When it comes to novel therapies, positive data has justifiably more value than negative or null data. Indeed, positive data promises therapeutic benefit to patients in need and financial profit to those who advance such new therapy.
Even with long drug development timelines, positive data even from early-stage clinical trials often has an immediate impact and is reflected by increased shareholder value.
Sage Therapeutics has recently presented early data from a phase 2 trial in 26 patients with mild cognitive impairment and mild Alzheimer’s disease dementia suggesting that their drug SAGE-718 after 14 days of once daily dosing improved several aspects of executive performance, learning and memory (improvement relative to baseline, as there was no placebo control arm; REF, REF).
Alzheimer’s disease is still an area of major unmet medical need and intense drug development efforts. Thus, any positive signal is highly welcomed by patients, caregivers and the research community.
The Sage study, however, had a big catch – it was unblinded, it had a small sample size and lacked a placebo control arm. It was intentionally run this way even though everyone in the field, including the Sage team, knows that robust study design is essential for generating any meaningful data. So what is the reason then to design and run the study in such a way?
This is how Sage’s chief development officer Jim Doherty explains it: “We call it serial de-risking. We learn a certain amount, and if what we see justifies the next investment, then we move to the next study and the next study (REF)”.

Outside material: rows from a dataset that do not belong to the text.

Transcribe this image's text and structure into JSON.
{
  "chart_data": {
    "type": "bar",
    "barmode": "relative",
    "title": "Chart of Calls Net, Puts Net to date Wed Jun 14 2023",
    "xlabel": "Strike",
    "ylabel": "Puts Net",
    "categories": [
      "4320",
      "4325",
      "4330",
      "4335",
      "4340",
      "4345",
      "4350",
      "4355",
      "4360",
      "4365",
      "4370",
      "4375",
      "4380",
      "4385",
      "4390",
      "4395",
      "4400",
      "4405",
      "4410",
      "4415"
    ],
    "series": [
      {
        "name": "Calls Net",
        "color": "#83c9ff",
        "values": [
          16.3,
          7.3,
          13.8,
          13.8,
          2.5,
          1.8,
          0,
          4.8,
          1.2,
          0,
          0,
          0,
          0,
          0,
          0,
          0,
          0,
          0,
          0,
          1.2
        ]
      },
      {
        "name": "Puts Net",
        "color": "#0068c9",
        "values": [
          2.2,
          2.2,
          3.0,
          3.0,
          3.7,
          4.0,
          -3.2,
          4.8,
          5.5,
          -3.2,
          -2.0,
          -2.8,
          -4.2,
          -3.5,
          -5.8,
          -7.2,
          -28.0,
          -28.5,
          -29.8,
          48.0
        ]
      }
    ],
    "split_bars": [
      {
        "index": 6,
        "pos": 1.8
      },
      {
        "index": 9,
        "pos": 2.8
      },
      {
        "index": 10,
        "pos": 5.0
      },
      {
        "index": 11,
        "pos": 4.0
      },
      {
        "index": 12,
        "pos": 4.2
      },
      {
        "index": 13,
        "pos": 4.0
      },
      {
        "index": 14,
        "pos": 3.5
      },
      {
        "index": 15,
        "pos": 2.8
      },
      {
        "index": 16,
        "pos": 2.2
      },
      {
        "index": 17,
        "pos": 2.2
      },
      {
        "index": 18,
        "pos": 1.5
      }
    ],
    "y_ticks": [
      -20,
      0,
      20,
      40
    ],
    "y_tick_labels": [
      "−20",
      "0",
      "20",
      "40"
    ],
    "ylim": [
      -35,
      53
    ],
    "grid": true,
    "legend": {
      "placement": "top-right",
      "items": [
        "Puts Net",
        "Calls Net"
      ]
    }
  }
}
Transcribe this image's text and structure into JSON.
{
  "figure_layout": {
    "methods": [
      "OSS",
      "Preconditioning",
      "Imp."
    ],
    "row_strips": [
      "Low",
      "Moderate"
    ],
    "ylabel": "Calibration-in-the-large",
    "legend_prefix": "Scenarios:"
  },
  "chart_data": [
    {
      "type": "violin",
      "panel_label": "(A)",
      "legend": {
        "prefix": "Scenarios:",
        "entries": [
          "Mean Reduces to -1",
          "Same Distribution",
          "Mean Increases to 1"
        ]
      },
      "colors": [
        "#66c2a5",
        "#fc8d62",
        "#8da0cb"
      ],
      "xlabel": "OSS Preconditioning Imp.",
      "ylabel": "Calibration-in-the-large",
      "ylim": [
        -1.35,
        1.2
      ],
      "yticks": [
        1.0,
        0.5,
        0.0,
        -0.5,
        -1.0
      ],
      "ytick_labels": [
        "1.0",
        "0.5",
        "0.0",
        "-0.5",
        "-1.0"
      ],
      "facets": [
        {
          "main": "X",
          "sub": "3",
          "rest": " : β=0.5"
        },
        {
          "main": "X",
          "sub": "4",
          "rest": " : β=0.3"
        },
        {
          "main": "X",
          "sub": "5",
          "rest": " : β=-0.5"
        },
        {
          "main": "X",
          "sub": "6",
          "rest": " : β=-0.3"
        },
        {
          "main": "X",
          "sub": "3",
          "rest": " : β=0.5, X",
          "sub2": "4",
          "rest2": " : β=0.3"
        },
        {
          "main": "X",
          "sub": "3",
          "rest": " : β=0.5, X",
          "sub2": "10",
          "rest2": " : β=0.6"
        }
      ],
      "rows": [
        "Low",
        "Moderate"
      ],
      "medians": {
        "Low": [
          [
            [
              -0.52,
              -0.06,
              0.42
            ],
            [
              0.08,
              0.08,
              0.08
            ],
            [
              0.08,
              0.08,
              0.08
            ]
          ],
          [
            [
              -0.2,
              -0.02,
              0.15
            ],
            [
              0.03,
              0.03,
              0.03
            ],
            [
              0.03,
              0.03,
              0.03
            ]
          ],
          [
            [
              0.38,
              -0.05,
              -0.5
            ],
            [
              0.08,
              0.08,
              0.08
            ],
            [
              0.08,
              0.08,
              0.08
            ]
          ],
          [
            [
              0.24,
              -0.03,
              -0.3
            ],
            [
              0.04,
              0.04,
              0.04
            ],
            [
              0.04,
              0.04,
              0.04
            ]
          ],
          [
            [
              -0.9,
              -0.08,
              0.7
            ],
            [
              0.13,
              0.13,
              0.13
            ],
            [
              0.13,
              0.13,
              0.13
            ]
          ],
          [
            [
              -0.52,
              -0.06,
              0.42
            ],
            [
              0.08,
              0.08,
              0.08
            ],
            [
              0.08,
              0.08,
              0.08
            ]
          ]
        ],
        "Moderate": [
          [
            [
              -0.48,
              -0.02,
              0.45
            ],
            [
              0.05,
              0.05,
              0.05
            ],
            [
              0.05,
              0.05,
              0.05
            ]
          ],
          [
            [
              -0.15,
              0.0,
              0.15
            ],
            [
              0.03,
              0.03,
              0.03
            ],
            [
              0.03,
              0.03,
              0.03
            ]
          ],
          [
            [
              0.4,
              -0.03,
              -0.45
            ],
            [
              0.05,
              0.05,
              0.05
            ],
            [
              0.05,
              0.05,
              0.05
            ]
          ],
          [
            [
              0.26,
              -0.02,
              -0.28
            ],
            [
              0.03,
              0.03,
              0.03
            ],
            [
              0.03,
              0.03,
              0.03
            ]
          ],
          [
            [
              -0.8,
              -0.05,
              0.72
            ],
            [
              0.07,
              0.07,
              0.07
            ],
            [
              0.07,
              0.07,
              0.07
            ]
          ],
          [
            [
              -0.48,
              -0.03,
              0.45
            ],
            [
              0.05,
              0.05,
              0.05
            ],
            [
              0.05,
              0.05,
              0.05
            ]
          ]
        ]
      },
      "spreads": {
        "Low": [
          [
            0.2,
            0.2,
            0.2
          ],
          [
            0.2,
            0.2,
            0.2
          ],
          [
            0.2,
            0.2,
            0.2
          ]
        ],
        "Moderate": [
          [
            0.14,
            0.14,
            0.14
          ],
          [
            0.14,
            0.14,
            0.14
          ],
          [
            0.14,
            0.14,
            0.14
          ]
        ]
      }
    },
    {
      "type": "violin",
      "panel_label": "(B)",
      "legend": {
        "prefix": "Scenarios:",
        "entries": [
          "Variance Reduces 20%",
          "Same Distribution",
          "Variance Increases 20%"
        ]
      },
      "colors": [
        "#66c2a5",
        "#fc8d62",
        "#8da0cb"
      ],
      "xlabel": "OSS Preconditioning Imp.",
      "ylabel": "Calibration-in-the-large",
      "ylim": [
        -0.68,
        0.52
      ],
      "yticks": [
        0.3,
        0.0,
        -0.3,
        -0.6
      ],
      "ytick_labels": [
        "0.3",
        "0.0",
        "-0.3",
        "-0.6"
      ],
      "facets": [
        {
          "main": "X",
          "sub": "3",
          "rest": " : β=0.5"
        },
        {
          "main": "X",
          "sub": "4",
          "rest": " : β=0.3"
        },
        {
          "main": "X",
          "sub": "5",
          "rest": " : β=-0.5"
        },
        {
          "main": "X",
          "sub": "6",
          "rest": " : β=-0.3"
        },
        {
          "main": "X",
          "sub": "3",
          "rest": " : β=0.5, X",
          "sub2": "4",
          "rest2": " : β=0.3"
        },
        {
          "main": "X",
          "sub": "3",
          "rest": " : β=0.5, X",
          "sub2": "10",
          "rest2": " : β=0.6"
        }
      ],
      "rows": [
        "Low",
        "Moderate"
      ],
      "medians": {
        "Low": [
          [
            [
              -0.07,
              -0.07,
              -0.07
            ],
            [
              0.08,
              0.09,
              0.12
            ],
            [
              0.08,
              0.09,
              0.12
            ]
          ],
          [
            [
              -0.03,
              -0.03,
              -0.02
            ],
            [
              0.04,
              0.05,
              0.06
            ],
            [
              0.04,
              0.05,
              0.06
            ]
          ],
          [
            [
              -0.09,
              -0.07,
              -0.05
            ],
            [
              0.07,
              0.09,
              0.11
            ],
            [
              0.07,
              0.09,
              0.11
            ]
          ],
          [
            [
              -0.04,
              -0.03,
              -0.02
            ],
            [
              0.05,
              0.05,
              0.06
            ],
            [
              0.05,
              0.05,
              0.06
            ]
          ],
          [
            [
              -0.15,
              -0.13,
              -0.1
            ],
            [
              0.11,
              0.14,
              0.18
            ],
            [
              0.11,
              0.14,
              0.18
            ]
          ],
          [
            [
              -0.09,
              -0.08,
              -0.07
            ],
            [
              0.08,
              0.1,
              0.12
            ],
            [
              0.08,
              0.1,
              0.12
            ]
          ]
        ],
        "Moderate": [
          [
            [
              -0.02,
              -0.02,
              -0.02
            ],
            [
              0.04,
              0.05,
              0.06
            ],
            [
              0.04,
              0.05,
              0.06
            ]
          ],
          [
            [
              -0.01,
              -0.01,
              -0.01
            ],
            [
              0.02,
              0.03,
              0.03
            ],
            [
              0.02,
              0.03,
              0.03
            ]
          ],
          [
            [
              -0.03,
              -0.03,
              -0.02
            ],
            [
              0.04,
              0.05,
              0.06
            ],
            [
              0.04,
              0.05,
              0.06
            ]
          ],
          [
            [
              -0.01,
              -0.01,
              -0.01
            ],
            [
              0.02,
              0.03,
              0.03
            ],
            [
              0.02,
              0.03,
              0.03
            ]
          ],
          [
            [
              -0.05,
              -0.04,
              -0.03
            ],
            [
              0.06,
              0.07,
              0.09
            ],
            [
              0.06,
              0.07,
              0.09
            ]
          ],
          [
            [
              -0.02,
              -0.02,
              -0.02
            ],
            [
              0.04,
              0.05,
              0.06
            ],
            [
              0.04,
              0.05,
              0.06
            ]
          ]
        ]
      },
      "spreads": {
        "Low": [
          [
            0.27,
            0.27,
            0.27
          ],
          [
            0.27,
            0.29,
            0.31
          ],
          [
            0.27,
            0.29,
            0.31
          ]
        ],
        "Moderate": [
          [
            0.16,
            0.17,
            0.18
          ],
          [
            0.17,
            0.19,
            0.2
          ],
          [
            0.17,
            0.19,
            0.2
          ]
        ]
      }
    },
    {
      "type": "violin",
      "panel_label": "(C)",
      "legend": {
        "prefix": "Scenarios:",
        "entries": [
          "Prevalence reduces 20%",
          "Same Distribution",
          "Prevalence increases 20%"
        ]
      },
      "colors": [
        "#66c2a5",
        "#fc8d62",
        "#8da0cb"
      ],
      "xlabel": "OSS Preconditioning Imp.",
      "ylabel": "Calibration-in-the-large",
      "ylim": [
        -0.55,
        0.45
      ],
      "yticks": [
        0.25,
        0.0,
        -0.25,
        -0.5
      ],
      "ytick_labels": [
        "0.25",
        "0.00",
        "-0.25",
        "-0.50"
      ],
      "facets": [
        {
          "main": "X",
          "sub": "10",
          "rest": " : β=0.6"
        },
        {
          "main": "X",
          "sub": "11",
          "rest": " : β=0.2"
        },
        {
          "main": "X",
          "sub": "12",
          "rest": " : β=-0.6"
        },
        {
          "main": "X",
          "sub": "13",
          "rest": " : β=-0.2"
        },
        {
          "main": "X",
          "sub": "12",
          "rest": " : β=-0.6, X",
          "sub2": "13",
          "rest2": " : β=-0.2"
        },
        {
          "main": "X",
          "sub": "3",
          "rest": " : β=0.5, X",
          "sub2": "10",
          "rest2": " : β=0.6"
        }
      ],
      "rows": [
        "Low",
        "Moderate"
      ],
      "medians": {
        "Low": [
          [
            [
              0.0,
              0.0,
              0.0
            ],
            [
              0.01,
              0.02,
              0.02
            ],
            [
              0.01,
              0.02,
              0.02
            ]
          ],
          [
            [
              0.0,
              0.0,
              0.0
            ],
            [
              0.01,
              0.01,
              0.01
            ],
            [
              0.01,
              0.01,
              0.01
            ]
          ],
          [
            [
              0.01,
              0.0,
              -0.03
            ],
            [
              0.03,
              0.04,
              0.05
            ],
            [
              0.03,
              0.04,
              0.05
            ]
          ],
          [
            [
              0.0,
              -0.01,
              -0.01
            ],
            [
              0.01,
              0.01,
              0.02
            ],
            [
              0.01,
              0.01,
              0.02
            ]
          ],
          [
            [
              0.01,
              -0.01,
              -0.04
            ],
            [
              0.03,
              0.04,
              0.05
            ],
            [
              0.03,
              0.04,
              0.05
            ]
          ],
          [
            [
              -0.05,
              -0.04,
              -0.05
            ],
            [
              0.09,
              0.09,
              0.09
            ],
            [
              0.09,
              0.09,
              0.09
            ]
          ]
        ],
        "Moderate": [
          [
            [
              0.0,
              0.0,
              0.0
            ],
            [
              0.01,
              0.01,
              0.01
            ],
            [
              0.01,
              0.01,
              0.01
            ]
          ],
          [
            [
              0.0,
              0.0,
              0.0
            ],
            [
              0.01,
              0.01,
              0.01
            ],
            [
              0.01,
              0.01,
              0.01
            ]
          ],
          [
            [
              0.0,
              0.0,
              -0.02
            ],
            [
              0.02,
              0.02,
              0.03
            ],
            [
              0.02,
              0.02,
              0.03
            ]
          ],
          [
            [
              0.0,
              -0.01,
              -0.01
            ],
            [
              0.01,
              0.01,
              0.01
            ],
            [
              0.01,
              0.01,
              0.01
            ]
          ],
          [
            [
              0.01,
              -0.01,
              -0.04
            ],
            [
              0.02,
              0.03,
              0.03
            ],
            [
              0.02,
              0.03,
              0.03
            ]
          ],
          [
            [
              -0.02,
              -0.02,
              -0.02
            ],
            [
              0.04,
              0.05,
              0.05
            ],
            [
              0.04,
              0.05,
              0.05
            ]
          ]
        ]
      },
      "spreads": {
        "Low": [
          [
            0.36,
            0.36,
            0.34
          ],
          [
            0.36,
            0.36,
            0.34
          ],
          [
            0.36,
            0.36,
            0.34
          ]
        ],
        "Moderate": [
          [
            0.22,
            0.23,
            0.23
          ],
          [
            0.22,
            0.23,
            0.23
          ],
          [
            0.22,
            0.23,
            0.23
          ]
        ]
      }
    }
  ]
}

Given the many dozens of failures in this field, prior odds for seeing a true therapeutically relevant effect for any novel therapy are very low. Similar to what was repeatedly discussed in various contexts (REF), even a properly designed double-blind early-stage proof of concept RCT may not increase the post-study odds by much.
And one can state with certainty that a study done without due rigor and adequate controls for risks of bias is highly unlikely to increase confidence in the hypothesis.
So, back to our original question, what is the reason then? Was it about generating positive preliminary data to attract further investments and thereby fund a more robust and definitive study? Is it similar to generating “preliminary” data to support preclinical research grant applications?
In preclinical research, we can often learn from our big brother, the clinical research. We learn how to minimize the risks of bias, how to design high quality studies, etc.
But do we also need to learn about the motivation for not following the best practices in study design? Indeed, if this “serial de-risking” strategy is acceptable in clinical research, why would it not be acceptable in preclinical research? Or, should ethical barriers for preclinical research involving animals actually be higher than for research in humans?